Wie viel Kraft hat der Börsenbulle noch?
Die globalen Aktienmärkte waren bis zur jüngsten Erholung bereits auf halbem Weg in eine Korrektur und zu einem Viertel in Richtung eines Bärenmarkts. Seit März 2009 erleben die weltweiten Börsen, abgesehen von zwei kurzen Panikphasen während der Pandemie und des Ukrainekriegs, eine der längsten Wachstumsperioden ihrer Geschichte.

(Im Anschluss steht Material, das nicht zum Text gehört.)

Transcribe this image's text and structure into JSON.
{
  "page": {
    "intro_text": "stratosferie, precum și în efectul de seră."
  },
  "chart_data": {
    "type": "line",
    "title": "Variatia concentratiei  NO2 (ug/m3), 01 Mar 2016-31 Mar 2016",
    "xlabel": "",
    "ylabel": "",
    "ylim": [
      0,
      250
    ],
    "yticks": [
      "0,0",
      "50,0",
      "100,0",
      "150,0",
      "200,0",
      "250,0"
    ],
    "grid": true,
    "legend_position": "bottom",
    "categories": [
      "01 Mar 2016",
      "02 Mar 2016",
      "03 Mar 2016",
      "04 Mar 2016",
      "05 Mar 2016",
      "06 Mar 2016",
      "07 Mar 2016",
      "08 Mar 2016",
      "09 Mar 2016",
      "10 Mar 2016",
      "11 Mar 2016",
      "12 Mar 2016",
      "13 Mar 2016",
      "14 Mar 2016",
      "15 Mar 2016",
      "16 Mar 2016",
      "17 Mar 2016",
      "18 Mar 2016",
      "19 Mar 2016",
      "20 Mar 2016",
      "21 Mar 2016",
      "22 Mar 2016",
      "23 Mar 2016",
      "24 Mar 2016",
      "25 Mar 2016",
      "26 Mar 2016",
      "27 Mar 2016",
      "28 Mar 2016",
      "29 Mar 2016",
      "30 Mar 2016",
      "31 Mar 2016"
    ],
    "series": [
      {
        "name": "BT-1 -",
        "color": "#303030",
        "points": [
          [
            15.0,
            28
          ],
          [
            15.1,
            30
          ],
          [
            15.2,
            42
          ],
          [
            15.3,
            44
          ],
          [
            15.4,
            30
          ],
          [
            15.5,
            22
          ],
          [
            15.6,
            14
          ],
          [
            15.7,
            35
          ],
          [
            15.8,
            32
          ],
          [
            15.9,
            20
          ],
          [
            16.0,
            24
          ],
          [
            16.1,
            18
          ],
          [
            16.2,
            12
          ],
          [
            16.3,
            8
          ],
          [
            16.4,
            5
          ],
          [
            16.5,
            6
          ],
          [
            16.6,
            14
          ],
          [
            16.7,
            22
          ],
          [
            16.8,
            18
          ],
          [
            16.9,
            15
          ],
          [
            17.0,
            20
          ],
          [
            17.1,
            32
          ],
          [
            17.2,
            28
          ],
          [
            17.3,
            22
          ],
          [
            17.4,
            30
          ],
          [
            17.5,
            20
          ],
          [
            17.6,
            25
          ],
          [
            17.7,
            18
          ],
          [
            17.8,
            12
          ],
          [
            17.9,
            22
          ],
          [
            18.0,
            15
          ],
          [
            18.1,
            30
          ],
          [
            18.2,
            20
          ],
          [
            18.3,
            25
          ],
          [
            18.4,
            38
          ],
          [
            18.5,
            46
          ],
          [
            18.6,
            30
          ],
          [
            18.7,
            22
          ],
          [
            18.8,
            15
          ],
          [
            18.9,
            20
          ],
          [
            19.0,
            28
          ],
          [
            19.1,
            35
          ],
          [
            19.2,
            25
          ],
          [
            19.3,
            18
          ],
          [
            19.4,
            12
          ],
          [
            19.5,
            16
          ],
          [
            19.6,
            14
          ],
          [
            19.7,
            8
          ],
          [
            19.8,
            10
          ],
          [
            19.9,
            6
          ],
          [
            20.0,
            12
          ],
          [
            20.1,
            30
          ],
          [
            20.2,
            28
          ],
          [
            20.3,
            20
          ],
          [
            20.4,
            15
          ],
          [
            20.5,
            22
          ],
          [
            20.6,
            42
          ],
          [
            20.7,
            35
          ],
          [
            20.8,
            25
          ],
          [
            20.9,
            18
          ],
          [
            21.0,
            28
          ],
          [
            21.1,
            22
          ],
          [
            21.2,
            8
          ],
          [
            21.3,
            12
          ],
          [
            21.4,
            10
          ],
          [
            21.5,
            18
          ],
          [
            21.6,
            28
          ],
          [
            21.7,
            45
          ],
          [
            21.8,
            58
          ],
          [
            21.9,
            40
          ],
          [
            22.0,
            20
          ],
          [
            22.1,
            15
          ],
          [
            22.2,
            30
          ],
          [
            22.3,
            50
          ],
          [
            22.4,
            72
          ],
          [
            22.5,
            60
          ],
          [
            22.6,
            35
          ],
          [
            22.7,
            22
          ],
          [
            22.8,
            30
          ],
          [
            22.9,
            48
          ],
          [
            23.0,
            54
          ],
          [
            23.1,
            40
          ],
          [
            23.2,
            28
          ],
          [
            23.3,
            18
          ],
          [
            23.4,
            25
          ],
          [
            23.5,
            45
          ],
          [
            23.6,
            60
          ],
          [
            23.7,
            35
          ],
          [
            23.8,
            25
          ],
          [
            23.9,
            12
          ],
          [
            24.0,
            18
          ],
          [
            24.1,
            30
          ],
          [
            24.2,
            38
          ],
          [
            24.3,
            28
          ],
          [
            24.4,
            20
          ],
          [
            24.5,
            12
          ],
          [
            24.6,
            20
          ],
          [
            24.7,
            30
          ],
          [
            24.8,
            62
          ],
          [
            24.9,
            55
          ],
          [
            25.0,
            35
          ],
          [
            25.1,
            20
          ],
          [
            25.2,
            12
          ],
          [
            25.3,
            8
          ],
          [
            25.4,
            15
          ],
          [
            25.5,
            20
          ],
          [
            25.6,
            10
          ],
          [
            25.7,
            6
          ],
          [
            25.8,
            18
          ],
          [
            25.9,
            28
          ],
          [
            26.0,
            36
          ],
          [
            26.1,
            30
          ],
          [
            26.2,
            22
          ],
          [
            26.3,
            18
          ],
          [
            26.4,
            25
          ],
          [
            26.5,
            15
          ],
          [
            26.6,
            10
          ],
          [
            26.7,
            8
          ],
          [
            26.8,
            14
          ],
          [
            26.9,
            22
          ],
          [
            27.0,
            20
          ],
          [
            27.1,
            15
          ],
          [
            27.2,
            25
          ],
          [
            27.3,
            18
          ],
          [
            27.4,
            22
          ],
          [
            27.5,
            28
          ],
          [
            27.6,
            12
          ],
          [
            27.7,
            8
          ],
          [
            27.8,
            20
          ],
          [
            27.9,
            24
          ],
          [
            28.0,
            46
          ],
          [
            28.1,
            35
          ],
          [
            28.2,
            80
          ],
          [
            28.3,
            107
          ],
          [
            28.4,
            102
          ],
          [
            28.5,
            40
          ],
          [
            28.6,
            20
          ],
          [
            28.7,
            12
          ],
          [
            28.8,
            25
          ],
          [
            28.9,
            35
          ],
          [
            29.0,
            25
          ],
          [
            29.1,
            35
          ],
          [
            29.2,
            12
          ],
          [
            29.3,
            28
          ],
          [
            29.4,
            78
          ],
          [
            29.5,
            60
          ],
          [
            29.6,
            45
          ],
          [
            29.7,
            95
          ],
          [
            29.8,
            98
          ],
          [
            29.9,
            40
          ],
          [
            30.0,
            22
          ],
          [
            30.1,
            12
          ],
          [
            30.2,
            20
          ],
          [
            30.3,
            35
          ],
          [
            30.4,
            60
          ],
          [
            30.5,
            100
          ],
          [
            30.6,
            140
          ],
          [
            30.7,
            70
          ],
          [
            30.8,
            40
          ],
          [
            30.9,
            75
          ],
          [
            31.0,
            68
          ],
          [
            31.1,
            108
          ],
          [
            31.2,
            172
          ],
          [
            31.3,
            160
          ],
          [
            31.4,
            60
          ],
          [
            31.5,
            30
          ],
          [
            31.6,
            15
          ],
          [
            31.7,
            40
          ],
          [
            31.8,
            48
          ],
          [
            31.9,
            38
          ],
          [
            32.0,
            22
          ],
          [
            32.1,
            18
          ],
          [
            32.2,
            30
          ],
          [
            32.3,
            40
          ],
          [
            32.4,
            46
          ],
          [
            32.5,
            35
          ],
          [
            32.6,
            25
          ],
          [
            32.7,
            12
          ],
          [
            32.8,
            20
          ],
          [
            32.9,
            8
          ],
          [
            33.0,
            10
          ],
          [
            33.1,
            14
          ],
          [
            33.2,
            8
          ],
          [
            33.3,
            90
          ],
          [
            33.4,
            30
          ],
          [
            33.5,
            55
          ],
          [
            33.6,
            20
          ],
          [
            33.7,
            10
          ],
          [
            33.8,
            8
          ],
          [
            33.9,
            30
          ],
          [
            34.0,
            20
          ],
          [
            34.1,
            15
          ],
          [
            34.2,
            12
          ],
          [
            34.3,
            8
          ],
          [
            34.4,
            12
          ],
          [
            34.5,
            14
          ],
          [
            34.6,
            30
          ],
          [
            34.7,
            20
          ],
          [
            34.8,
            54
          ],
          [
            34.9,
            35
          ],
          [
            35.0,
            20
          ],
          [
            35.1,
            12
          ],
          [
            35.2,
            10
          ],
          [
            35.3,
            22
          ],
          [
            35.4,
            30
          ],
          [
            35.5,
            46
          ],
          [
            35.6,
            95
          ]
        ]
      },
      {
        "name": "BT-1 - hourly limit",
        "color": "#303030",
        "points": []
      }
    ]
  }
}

Die Kursrückgänge im November bei Technologiewerten haben jedoch die Frage aufgeworfen, ob sich das Momentum allmählich erschöpft. Der MSCI ACWI verlor vom Rekord am 29. Oktober bis zur Vorwoche etwas mehr als fünf Prozent und erreichte damit die Hälfte einer typischen Korrektur oder ein Viertel eines Bärenmarkts.
Die jüngsten Schwankungen verstärken die Debatte, ob der jahrelange Aufwärtstrend an sein Ende kommen könnte. Gleichzeitig zeigt ein Blick in die Historie, dass Bullenmärkte stabiler werden, je länger sie bestehen. Dennoch sind Bewertungen, Zinsniveaus und das wirtschaftliche Umfeld entscheidender als die bloße Dauer eines Trends.
Warum junge Bullenmärkte anfälliger sind
Anleger erwarten bei langen Aufschwüngen oft eine baldige Wende. Eine Analyse der Ökonomen Asger Lunde und Allan Timmermann zeigt jedoch, dass die Wahrscheinlichkeit eines Endes sinkt, je länger ein Bullenmarkt andauert. Bei Bärenmärkten verhält es sich umgekehrt. Junge Bullenmärkte sind also anfälliger für schnelle Richtungswechsel als etablierte Aufwärtstrends.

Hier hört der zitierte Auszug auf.